ExxonMobil, Shell, CNOOC to explore CCS hub potential in China
Posted 28/06/2022 09:05
ExxonMobil, Shell, CNOOC, and local authorities have agreed to evaluate the potential for a world-scale carbon capture and storage (CCS) project in the Chinese Guangdong Province.
ExxonMobil, Shell, CNOOC, and Guangdong Provincial Development & Reform Commission have signed a memorandum of understanding to look into a CCS hub project to reduce greenhouse gas emissions at the Dayawan Petrochemical Industrial Park in Huizhou. This agreement initiates a joint study to identify CCS opportunities.
In addition to assessing the commercial opportunity, the companies will also evaluate the carbon policy systems in China and propose policies for consideration that would support the deployment of CCS in Dayawan Petrochemical Industrial Park.

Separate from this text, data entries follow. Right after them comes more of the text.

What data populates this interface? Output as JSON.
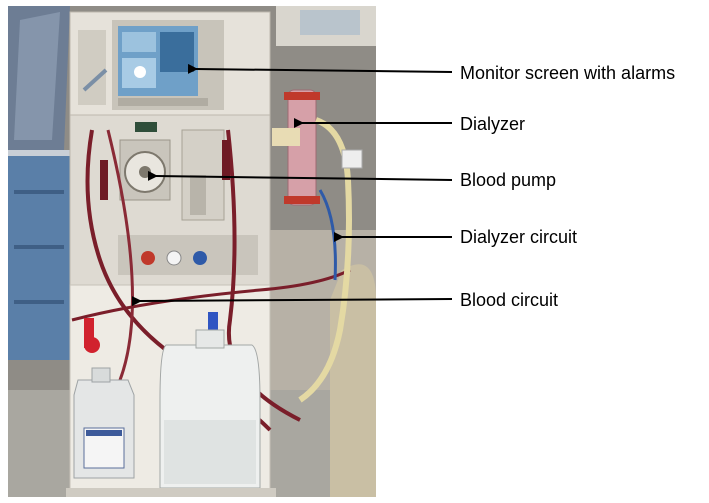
{
  "figure": {
    "labels": [
      {
        "id": "monitor",
        "text": "Monitor screen with alarms"
      },
      {
        "id": "dialyzer",
        "text": "Dialyzer"
      },
      {
        "id": "blood-pump",
        "text": "Blood pump"
      },
      {
        "id": "dialyzer-circuit",
        "text": "Dialyzer circuit"
      },
      {
        "id": "blood-circuit",
        "text": "Blood circuit"
      }
    ]
  },
  "colors": {
    "label_text": "#000000",
    "arrow": "#000000",
    "machine_panel": "#e6e2da",
    "screen": "#6fa0c8",
    "blood_tubing": "#7a1e2a",
    "dialyzer": "#d6a0a8",
    "background": "#ffffff"
  }
}
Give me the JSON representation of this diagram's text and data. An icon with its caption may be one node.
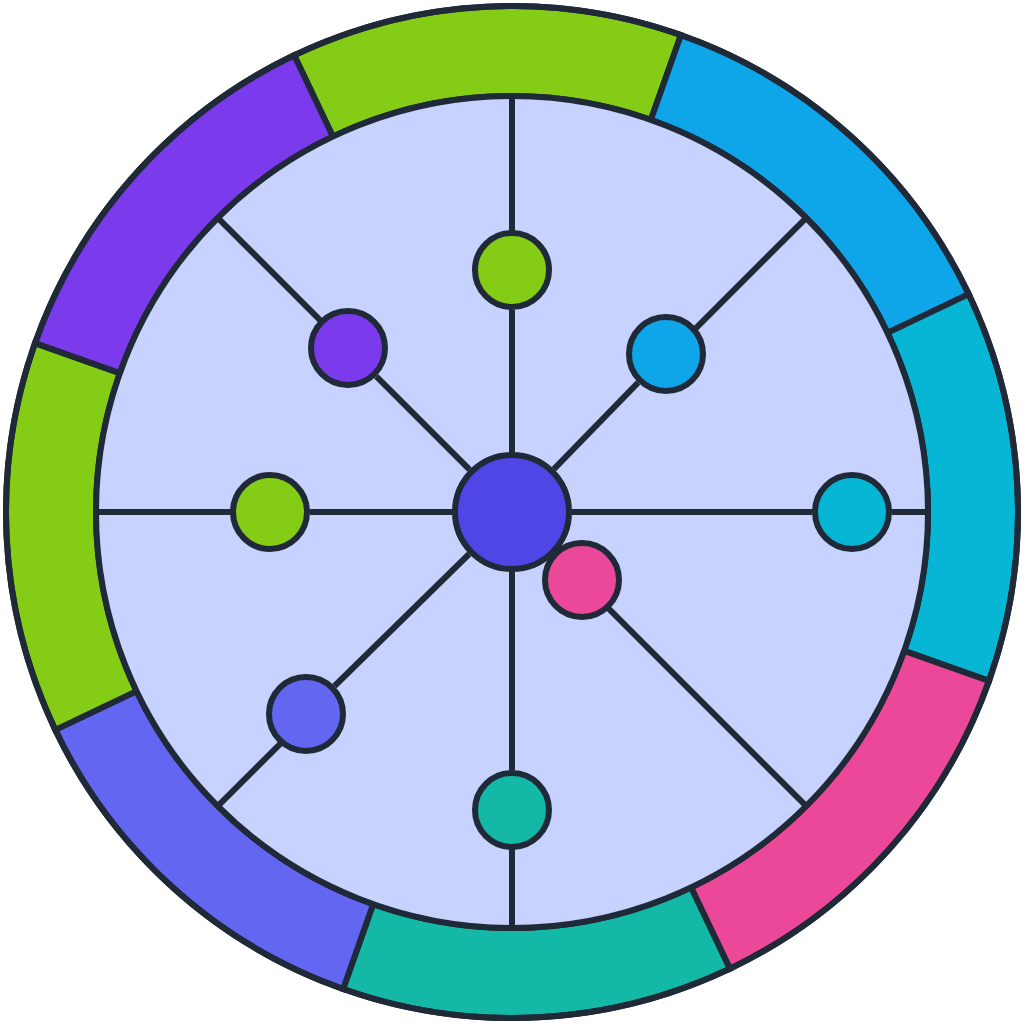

Initial assessments of the project indicate the potential to capture up to 10 million metric tonnes of CO2 per year from Dayawan’s industrial sector, supporting China’s ambition of carbon neutrality by 2060.
The project could also serve as a model for the chemical industry as one of the first petrochemical projects to be decarbonised.
“Collaboration with government and industry is an important part of unlocking future CCS opportunities, with the potential for large-scale reductions of emissions from vital sectors of the global economy,” said Dan Ammann, president of ExxonMobil Low Carbon Solutions. “Well-designed government policies will help accelerate the broad deployment of lower-emissions technologies in support of society’s net-zero ambitions.”
While renewable technologies are important to help reach net-zero, CCS is a proven, and consistent technology that can enable some of the highest-emitting sectors to reduce their emissions. The prospect of bringing together public and private entities to use CCS collectively to reduce industrial emissions thus offers a huge opportunity.
ExxonMobil is also pursuing strategic investments in biofuels and hydrogen to bring those lower-emissions energy technologies to scale for hard-to-decarbonise sectors of the global economy. The company has an equity share of about one-fifth of the world’s CCS capacity at about 9 million metric tons per year.